Maybe best of all, it's good for simulating the kinds of systems you might find in a queueing theory textbook.
Anyway, here is the simulation I ended up doing:
Statistics Class
They always drive home that it’s important that the exponential distribution has the “memoryless” property: that if you wait t
seconds for an event, and no event comes, the expected time to the next event is exactly as it was before you waited. The exponential distribution is the only continuous distribution with this property.
I always thought this framing was weird. Why are we making such a big deal and giving such a goofy name to this property when it’s just describing one kind of distribution? Aren’t properties like this useful to the extent that they can be treated abstractly and not depend on the underlying object?
I think if I were in charge of presenting this material to students I'd do it by introducing the concept of memorylessness and by showing how good memorylessness is, how many wonderful things you can do with it. And then one day I'd be like, "well, it sure would be nice if we had any distributions like that!" and then whirl around with my piece of chalk to deliver the exciting news that we do. Exactly one, in fact.
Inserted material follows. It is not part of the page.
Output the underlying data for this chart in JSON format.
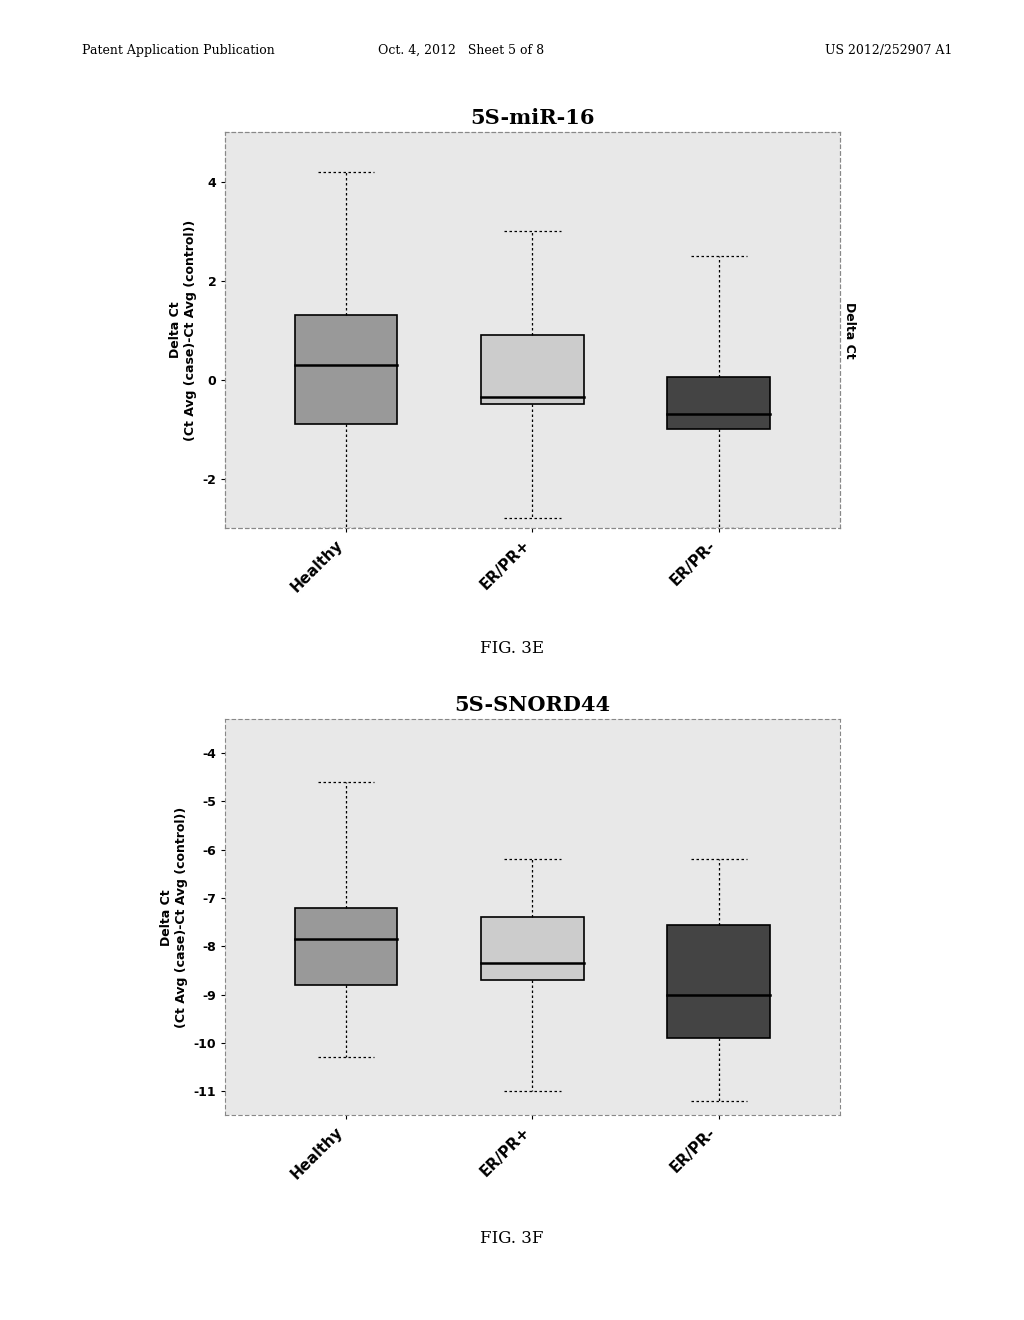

I'm not sure who this post was for. If you already know this stuff you're probably like "yeah...duh," and if you're at the place where I was before I started tinkering with it this might not have convinced you how great it is. I don’t know a way to communicate it that doesn’t go through a lot of simmering in the exponential distribution and its applications. If only that guy had been right-handed I might have understood this sooner.